I know its ph neutral so its not damaging but what makes this different to a leading brand of shampoo? Ok its cheaper but what else?


----------



## foster2108 (Oct 22, 2004)

I think it is the cheaper and gentle angle which attracts. A good quality shampoo is better IMO as it also contains lubricants and gloss enhancers etc designed specifically for the job.


----------



## phodge (Sep 1, 2002)

Johnsosn's Baby Bath....well, what else would you wash your baby in...?? :wink:


----------



## SAJ77 (Nov 16, 2008)

I believe its because its mild enough to clean BUT not remove your layer of wax etc that you may have applied on your car on a previous occasion.

I use it


----------



## davelincs (Jan 1, 2010)

just started using this http://www.polishedbliss.co.uk/acatalog ... -wash.html ,top class shampoo


----------



## Wallsendmag (Feb 12, 2004)

Because it has a neutral ph :wink:


----------



## dooka (Apr 28, 2006)

Shampoo need surfactants to hold and take the dirt away. Silicone is also used to reduce scratches. JBB may work, but not the best..
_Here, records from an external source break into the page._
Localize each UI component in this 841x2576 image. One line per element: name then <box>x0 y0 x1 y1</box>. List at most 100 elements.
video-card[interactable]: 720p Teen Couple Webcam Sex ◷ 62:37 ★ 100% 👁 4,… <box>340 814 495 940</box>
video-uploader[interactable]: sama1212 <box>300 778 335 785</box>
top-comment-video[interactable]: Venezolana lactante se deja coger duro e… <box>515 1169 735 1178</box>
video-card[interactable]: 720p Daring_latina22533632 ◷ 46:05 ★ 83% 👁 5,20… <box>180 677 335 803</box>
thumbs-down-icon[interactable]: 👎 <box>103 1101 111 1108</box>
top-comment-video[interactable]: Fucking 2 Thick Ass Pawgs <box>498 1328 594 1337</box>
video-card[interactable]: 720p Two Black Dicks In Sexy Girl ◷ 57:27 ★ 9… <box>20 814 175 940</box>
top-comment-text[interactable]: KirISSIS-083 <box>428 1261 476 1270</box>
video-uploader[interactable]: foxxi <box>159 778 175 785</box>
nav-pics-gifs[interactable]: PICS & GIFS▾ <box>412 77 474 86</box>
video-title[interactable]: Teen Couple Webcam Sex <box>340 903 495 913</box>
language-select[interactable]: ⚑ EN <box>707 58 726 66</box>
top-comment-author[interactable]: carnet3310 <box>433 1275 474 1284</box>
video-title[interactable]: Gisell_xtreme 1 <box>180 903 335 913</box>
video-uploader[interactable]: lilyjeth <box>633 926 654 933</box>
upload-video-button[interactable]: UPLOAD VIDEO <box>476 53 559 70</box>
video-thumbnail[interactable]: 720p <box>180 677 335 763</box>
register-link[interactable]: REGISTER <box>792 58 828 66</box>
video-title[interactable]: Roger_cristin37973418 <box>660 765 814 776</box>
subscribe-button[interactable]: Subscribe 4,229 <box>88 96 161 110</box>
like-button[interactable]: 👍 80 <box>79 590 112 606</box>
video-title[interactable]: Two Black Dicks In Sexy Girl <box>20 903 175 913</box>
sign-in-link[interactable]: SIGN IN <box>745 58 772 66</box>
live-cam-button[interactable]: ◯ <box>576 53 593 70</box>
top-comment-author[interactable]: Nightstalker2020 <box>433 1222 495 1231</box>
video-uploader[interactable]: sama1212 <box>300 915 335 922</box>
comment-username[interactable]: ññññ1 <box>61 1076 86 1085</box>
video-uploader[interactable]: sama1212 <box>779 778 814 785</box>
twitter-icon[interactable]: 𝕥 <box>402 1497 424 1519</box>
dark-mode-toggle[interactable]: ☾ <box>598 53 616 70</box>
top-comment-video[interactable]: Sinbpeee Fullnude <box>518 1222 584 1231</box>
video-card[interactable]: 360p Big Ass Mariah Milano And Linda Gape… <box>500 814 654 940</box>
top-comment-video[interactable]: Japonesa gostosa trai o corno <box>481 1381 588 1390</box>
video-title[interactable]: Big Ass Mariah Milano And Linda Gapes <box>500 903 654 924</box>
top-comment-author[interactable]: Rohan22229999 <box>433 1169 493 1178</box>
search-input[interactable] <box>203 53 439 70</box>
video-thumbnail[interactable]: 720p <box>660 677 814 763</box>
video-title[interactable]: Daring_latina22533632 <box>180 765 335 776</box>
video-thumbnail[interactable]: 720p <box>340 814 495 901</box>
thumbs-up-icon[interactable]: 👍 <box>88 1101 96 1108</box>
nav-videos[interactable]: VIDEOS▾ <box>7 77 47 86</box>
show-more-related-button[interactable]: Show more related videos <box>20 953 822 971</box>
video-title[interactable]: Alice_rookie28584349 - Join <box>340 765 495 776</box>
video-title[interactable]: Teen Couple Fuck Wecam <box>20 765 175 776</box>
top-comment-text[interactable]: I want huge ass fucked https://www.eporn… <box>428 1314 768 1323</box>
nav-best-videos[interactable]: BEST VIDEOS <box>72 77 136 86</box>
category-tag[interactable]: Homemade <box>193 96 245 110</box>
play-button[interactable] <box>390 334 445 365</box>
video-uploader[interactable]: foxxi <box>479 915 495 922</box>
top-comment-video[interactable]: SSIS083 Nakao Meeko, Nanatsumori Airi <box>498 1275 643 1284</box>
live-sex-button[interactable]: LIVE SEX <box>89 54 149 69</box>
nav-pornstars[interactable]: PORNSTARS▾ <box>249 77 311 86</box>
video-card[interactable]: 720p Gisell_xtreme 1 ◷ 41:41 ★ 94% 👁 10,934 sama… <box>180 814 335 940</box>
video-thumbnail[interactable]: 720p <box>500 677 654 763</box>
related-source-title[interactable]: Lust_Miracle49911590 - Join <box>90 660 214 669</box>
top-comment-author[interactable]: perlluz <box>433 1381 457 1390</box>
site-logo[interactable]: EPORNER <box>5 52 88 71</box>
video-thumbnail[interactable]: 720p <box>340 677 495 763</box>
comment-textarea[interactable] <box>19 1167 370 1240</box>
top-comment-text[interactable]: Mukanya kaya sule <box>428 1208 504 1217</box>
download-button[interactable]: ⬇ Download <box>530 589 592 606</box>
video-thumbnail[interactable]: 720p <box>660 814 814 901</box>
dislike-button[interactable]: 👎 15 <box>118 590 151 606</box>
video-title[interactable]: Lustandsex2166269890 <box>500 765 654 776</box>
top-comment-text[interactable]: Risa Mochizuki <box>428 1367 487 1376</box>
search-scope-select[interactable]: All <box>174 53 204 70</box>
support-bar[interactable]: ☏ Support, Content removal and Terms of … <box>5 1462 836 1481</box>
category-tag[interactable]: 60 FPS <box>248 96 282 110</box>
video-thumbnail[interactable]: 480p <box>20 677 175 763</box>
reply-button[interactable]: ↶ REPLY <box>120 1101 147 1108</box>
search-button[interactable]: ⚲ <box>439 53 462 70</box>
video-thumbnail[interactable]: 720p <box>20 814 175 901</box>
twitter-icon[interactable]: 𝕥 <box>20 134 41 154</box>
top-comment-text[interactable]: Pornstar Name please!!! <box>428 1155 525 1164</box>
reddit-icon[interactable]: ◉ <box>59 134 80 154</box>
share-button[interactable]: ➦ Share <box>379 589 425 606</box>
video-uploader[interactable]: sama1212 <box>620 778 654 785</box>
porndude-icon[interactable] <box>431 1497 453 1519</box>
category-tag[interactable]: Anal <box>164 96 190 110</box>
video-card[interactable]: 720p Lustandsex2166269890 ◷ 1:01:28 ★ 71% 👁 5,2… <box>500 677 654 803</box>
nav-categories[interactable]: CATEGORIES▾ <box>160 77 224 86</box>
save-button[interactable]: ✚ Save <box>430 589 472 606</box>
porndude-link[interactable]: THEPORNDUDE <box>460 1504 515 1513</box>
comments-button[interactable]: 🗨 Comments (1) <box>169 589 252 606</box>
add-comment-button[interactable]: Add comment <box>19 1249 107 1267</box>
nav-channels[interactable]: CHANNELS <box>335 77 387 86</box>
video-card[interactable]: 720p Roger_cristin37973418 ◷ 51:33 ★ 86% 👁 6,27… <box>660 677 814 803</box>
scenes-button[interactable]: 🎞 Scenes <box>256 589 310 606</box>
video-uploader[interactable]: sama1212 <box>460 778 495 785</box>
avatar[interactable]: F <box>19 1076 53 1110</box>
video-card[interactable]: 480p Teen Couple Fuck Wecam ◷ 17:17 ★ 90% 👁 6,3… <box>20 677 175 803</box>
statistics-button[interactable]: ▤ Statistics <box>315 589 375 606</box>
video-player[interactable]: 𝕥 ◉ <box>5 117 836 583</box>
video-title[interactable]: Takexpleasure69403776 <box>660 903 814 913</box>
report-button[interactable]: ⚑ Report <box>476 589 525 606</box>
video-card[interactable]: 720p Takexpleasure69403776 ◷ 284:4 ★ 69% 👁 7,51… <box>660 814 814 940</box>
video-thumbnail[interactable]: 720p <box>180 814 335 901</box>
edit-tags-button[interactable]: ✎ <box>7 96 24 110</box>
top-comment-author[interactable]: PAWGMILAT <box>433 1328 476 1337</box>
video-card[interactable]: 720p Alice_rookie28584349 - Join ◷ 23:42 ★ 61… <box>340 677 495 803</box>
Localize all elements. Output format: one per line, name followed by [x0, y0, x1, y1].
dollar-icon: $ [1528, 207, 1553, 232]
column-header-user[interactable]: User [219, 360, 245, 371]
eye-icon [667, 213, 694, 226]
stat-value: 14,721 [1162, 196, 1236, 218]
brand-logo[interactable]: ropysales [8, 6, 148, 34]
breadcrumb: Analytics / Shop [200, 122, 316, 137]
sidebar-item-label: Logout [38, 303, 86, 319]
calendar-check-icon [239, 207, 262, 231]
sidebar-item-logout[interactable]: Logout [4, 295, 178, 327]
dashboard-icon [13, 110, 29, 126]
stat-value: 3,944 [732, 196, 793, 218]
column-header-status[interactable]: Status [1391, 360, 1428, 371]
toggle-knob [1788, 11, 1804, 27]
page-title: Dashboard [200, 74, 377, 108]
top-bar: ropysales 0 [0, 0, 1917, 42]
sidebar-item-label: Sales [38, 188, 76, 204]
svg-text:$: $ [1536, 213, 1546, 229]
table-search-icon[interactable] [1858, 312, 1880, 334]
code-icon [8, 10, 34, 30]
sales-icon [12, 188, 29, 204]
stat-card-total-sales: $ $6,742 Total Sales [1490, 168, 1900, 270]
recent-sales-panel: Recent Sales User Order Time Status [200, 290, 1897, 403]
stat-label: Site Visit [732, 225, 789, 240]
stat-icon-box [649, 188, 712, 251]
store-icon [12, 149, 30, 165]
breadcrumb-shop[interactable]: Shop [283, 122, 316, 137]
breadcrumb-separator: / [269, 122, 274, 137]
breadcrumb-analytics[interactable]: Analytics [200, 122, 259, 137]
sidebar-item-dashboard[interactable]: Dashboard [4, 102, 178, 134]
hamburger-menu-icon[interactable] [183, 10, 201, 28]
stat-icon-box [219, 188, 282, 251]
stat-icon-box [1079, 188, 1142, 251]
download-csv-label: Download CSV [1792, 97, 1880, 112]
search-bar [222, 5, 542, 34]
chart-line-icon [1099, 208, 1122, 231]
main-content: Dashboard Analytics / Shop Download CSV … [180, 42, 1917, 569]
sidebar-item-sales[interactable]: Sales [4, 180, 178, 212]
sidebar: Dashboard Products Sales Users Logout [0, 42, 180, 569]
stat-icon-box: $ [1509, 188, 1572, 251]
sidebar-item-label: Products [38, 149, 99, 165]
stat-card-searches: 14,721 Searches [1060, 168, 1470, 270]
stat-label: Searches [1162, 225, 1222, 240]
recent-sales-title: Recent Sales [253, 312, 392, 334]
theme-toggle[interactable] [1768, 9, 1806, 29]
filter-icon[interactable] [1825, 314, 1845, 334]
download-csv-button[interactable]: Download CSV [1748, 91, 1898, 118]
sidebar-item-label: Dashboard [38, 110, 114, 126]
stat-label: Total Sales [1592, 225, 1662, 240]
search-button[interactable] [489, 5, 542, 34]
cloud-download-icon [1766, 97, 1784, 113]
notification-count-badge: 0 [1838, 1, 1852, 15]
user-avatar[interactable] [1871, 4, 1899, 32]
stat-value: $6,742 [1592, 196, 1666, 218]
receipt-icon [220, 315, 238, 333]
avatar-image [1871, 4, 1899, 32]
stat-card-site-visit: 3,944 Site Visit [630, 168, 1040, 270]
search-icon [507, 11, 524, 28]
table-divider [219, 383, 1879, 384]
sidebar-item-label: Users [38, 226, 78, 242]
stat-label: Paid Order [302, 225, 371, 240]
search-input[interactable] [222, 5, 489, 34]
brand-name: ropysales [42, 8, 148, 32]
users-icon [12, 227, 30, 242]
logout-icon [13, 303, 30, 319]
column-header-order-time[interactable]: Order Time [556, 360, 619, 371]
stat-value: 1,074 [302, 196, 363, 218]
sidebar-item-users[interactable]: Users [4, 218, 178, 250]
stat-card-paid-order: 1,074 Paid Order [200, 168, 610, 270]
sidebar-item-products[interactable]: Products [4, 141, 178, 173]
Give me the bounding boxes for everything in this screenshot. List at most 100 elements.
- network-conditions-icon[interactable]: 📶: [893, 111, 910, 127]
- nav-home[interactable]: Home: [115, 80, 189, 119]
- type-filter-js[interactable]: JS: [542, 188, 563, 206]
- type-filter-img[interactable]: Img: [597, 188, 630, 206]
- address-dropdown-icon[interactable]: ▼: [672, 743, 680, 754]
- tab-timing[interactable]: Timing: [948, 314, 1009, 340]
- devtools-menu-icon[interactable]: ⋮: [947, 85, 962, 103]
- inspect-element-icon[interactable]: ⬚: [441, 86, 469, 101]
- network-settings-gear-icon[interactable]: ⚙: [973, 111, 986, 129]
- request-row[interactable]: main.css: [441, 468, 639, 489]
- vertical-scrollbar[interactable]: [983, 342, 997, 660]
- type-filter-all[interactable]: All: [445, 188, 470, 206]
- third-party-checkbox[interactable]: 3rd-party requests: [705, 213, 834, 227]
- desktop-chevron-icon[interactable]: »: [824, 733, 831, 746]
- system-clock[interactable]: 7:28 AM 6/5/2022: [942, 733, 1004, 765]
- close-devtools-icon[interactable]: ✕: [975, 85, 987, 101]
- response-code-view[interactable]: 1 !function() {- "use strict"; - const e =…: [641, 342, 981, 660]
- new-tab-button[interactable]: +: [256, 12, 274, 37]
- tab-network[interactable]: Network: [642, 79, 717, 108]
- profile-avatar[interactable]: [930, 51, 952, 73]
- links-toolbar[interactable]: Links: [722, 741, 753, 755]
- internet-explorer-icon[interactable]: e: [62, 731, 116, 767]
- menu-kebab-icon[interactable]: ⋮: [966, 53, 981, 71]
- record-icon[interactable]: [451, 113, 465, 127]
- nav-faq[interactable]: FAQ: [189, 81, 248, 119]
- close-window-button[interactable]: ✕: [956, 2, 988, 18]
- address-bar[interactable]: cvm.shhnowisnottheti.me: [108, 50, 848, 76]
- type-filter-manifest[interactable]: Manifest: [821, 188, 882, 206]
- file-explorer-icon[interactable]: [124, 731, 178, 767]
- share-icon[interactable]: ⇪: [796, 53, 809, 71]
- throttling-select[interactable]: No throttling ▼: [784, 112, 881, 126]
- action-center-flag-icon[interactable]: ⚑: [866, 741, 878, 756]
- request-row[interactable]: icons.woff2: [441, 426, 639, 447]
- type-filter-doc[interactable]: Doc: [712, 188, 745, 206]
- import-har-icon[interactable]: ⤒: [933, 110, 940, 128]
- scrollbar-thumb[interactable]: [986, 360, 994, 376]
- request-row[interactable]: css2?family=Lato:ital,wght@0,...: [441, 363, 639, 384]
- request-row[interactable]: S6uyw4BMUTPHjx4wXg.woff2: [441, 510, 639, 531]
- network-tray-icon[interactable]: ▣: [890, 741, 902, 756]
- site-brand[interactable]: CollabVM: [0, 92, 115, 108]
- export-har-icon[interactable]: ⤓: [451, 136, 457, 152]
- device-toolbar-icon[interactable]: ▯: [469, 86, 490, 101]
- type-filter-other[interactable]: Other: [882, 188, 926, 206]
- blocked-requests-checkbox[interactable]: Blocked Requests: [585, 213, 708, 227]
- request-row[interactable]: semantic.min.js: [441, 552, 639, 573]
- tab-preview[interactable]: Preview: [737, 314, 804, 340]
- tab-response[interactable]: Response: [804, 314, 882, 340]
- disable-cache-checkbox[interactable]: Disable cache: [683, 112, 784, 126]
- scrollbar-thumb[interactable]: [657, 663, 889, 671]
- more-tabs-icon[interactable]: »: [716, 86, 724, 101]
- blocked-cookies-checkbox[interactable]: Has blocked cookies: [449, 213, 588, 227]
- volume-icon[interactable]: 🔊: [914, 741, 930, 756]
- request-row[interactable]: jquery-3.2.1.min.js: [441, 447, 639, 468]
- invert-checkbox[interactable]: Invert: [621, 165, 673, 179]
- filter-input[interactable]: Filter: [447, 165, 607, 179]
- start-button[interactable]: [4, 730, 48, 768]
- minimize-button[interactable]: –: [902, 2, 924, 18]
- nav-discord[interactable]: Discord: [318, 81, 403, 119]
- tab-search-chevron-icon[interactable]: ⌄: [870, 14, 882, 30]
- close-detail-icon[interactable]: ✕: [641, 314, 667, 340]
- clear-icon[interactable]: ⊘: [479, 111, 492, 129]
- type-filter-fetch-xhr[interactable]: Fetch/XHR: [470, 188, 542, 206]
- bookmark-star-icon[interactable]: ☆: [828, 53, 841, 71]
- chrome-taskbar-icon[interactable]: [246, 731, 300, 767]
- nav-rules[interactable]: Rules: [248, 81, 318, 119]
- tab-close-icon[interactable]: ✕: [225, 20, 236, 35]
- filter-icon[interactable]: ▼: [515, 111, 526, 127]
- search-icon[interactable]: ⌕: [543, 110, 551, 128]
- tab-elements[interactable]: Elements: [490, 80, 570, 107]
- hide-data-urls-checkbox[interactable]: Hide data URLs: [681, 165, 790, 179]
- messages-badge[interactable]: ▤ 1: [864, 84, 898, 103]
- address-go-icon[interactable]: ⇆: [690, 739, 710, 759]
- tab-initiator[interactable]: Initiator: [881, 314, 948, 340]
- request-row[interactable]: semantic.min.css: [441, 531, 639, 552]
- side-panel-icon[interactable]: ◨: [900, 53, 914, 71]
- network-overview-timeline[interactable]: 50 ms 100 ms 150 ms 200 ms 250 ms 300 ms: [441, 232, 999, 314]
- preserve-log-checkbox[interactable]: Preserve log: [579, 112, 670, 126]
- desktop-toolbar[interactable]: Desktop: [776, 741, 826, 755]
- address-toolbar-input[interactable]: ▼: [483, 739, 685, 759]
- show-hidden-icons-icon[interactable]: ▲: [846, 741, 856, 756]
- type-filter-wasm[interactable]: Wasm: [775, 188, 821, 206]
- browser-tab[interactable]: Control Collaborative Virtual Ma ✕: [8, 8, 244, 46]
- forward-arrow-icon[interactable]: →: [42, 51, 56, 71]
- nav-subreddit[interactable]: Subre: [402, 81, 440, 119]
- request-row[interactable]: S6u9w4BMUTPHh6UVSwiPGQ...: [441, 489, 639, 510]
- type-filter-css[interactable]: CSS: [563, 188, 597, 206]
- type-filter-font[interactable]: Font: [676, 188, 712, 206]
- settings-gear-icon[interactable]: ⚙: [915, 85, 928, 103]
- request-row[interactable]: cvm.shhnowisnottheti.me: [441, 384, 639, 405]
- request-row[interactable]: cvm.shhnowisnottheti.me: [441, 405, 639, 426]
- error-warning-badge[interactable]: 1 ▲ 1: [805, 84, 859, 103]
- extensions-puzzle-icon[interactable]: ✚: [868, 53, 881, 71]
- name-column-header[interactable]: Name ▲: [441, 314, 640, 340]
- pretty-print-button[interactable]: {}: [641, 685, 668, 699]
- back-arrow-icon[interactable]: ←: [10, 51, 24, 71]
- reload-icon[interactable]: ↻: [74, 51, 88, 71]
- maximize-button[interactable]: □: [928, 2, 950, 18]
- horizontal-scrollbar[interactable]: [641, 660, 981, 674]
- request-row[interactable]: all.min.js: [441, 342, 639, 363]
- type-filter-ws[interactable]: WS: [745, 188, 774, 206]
Dodo BTBM and Duragloss are very good shampoos. Dodo has a good dilution rate too..


----------



## LOWEY (Oct 3, 2009)

phodge said:


> Johnsosn's Baby Bath....well, what else would you wash your baby in...?? :wink:


I wish I thought of that answer, class! 

Paul


----------



## Tim G (Feb 16, 2005)

Neutral PH, cheap, makes dirt come off just as good as anything else I've used


----------



## ahaydock (Sep 19, 2006)

Having tried loads of shampoos one of my current faves is Gloss It.


----------